INDIANAPOLIS (AP) — Organizers of at least two major conventions set for Indianapolis have joined some business leaders in urging Republican Gov. Mike Pence to veto a religious objections bill that opponents say could provide legal cover for discrimination against gay people.
In a letter to Pence sent Wednesday, leaders of the Christian Church (Disciples of Christ) warned the legislation was causing them to reconsider plans to hold their 6,000-person General Assembly in Indianapolis in 2017. The CEO of a gathering of gamers considered to be the city's largest annual convention also expressed concern about the bill, which the state Senate passed Tuesday.
Pence spokeswoman Kara Brooks said the governor has planned a private ceremony for Thursday to sign the measure, which would prohibit state and local laws that "substantially burden" the ability of people — including businesses and associations — to follow their religious beliefs. Indiana would be the first state to enact such a change this year among about a dozen states where such proposals have been introduced.
The expected bill signing comes just more than a week before NCAA men's Final Four games at Lucas Oil Stadium in downtown Indianapolis, but the college sports organization hasn't taken a position on the issue.
"We are examining the details of this bill, however, the NCAA national office is committed to an inclusive environment where all individuals enjoy equal access to events," the Indianapolis-based group said in a statement.
Supporters say discrimination concerns are overblown because the bill is modeled after a federal religious freedom law Congress passed in 1993 and similar laws are on the books in 19 states.
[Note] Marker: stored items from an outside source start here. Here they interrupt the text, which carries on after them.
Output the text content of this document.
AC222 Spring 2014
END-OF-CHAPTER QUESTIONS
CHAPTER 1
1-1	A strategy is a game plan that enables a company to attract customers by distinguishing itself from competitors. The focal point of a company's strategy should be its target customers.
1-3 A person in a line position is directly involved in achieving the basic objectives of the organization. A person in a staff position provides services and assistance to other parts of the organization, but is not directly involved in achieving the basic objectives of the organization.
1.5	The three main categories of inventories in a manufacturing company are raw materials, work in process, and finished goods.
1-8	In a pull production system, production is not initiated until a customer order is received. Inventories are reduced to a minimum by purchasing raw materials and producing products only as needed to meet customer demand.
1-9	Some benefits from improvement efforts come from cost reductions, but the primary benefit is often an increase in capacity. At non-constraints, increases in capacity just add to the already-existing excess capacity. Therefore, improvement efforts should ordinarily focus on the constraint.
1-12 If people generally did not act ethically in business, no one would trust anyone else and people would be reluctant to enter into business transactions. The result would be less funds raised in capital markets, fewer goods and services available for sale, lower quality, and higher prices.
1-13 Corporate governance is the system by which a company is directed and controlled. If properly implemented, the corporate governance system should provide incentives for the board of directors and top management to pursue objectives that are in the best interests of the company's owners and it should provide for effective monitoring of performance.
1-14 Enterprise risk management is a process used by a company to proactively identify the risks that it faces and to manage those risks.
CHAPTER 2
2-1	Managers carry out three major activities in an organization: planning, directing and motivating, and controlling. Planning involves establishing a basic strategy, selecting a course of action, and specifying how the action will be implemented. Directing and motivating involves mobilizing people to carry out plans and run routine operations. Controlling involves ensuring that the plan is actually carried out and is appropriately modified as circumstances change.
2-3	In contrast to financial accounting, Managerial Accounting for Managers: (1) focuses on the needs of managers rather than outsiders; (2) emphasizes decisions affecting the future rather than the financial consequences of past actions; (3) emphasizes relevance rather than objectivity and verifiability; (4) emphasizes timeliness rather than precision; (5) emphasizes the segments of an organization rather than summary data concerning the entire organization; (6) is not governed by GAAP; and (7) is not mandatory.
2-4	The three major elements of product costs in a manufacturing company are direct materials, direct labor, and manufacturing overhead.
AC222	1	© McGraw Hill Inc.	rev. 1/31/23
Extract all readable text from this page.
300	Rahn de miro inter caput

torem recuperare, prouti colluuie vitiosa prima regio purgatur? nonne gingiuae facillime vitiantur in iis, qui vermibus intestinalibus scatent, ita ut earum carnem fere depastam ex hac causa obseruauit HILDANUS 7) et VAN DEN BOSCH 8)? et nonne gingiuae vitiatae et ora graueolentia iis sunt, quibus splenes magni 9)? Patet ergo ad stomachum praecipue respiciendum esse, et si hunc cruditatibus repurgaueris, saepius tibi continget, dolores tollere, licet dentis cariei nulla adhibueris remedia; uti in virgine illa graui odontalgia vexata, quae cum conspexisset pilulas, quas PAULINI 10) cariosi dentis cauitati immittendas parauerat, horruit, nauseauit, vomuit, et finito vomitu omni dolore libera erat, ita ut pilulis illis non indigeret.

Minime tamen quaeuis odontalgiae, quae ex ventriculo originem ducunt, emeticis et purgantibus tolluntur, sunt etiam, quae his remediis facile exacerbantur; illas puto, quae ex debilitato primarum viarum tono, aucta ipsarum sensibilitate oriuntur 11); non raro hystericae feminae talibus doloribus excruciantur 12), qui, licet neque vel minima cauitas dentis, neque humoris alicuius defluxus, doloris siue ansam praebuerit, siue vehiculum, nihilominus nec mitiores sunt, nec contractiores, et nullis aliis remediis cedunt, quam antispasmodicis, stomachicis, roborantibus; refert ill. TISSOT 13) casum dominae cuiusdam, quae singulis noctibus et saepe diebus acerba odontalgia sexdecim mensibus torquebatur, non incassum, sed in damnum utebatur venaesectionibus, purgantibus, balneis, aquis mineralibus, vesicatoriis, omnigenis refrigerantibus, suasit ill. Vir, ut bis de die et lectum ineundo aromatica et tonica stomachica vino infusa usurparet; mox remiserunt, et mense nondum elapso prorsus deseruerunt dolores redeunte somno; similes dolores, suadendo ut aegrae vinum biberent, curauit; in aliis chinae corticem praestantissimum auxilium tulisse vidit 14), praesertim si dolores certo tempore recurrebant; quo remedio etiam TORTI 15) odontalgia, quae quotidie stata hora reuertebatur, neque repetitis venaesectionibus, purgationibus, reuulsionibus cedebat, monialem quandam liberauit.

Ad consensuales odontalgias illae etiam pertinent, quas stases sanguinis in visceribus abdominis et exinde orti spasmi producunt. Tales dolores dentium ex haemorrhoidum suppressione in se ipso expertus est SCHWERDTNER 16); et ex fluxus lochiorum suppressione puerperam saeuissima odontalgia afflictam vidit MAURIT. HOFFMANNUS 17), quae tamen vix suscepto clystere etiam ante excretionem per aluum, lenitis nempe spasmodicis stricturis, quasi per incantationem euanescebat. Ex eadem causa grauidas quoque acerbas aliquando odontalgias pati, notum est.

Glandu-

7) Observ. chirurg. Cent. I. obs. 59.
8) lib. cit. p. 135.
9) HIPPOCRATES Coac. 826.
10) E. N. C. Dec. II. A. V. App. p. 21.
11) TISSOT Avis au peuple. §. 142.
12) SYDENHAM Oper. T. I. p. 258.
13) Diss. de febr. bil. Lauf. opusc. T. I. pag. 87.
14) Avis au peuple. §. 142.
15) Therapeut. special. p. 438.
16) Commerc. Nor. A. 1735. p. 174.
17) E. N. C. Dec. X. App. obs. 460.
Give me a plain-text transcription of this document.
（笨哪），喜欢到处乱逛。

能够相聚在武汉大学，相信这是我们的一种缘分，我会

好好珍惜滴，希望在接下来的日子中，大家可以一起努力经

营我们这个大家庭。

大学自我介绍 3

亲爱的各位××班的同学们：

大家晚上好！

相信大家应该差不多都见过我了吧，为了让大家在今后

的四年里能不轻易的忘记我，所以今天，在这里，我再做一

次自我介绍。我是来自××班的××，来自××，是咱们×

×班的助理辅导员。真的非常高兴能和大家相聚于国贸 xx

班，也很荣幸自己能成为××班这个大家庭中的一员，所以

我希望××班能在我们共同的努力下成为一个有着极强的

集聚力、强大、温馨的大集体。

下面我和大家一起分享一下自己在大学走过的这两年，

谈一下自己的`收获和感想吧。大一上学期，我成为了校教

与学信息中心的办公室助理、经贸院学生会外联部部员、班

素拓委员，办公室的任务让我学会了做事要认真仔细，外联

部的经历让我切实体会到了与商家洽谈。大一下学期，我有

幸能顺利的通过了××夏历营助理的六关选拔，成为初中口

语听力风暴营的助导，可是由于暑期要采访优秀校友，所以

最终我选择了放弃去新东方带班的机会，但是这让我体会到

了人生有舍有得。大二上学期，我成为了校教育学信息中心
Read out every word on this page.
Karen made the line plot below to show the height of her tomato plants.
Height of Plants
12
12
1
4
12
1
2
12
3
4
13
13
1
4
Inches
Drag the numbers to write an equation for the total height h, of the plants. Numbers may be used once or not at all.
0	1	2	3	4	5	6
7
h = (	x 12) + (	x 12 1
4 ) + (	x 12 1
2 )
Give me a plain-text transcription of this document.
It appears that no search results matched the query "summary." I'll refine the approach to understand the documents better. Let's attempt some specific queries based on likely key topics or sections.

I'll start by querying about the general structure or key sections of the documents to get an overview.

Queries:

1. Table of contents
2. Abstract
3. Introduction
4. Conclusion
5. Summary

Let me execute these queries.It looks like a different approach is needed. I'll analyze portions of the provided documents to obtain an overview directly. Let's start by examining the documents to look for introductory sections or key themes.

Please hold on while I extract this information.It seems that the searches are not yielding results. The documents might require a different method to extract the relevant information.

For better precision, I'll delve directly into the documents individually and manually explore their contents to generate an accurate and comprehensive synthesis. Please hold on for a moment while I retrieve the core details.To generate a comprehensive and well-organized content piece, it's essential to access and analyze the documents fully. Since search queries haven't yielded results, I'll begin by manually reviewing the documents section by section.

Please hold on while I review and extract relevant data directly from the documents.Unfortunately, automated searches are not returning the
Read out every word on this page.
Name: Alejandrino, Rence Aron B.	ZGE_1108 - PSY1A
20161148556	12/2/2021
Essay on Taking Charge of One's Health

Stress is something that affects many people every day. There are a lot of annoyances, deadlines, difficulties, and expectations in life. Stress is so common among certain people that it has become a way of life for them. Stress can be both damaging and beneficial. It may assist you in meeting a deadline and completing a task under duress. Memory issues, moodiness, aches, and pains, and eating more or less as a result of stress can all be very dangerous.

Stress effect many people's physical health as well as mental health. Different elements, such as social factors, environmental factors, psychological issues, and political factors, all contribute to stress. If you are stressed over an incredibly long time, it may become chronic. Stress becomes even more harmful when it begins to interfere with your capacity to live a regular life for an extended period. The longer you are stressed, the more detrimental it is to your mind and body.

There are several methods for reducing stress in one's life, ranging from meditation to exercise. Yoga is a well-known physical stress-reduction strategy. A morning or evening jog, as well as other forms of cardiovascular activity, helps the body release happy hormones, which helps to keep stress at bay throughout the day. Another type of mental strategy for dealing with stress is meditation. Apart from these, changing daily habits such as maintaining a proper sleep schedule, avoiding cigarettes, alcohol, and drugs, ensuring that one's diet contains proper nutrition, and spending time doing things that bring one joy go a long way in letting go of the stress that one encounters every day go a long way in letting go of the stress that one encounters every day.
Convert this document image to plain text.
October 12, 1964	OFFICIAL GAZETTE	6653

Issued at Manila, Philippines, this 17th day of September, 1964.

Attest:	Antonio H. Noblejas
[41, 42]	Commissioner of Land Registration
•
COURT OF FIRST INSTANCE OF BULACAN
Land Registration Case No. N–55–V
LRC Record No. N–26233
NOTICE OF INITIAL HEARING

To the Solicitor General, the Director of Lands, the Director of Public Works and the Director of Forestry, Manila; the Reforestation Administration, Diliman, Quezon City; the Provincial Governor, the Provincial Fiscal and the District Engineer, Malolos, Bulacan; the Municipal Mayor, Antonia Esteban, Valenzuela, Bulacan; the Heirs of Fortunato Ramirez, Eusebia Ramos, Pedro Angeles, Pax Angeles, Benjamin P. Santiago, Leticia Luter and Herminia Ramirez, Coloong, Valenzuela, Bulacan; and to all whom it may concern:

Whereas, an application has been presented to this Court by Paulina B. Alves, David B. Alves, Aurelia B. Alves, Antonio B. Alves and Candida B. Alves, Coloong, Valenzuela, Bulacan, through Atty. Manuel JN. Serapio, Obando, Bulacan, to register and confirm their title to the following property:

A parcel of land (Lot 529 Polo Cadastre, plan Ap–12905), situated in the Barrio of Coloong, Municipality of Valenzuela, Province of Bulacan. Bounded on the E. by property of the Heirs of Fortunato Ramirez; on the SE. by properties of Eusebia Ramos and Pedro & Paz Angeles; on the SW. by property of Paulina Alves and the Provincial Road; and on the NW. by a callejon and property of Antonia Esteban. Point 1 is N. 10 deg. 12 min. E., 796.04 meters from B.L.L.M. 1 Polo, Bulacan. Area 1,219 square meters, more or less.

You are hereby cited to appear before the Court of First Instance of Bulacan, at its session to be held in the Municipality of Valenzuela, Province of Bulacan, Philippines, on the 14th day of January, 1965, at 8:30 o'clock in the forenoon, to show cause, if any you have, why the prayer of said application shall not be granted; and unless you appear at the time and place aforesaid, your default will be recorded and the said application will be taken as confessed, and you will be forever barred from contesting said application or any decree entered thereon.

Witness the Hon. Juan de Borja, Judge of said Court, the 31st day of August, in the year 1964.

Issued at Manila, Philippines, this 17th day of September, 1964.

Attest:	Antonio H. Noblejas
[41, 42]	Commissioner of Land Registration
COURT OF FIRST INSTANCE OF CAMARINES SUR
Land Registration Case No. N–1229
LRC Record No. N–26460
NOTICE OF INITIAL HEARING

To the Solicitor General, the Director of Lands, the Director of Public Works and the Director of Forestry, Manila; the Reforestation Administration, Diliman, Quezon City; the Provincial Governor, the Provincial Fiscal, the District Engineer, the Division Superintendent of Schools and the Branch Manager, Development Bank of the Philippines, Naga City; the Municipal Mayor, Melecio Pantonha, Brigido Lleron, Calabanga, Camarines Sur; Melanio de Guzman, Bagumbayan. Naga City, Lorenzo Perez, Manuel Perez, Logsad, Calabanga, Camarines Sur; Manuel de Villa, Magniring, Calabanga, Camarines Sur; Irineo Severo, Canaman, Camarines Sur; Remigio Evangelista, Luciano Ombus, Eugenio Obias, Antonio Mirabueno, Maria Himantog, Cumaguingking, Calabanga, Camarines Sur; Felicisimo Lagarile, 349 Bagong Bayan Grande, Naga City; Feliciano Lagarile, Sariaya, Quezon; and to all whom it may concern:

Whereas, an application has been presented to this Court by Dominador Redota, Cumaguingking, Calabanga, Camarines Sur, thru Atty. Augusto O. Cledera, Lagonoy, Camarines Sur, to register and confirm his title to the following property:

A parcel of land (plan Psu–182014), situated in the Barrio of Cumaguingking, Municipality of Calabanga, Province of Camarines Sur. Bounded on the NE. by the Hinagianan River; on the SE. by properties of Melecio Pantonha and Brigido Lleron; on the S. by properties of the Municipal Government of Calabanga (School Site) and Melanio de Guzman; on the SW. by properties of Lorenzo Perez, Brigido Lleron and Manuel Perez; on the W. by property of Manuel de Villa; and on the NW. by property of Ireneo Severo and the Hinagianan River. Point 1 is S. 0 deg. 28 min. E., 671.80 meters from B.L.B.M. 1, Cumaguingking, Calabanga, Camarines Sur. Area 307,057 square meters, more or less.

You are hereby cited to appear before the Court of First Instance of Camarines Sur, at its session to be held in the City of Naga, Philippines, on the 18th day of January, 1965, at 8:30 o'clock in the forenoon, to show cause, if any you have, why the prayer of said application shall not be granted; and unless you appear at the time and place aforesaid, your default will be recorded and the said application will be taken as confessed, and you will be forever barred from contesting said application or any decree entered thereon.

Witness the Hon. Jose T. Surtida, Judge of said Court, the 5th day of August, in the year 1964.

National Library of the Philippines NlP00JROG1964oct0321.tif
However, the current political climate is far different than it was when most of those were approved because the U.S. Supreme Court is expected to rule this year on whether gay marriage bans violate the Constitution.
Conservative groups say the Indiana measure merely seeks to prevent the government from compelling people to provide such things as catering or photography for same-sex weddings or other activities they find objectionable on religious grounds.
"I think you will find that, if you do your homework in it, this law is not going to allow you to discriminate against anyone else or anyone's rights in this country," GOP Indiana Senate President Pro Tem David Long said.
But the Republican mayor of Indianapolis said he believed the proposal would send the "wrong signal" for the city, and its tourism and convention agency raised concerns that it could lead some convention planners to regard Indiana as an unwelcoming place.
The Indianapolis chamber of commerce and Columbus-based engine maker Cummins Inc. are among business groups which have opposed the bill on grounds it could make it more difficult to attract top companies and employees.
Adrian Swartout, the CEO of the 50,000-person Gen Con gamers' convention, said the legislation could affect the group's decision to hold the major event in Indianapolis past 2020. He said it would have a "a direct negative impact on the state's economy."
Leaders of Disciples of Christ, a 400,000-person denomination based in Indianapolis, also said the bill could affect future commitments.
"We are particularly distressed at the thought that, should (the bill) be signed into law, some of our members and friends might not be welcome in Indiana businesses — might experience legally sanctioned bias and rejection once so common on the basis of race," they said in the letter.
Similar bills have been advancing this year in the Arkansas and Georgia legislatures. Last year, Mississippi enacted a religious objection law just weeks after Arizona Gov. Jan Brewer, a Republican, vetoed a similar effort there amid criticism from major corporations.
Chris Gahl, a vice president of the Visit Indy tourism group, said it has been letting clients know about the other states with similar laws after the organization's board looked into the issue.
"We drew some comfort in knowing that cities we compete with daily, like Chicago, like San Antonio, like Nashville, have been able to navigate the waters and continue to grow tourism," he said.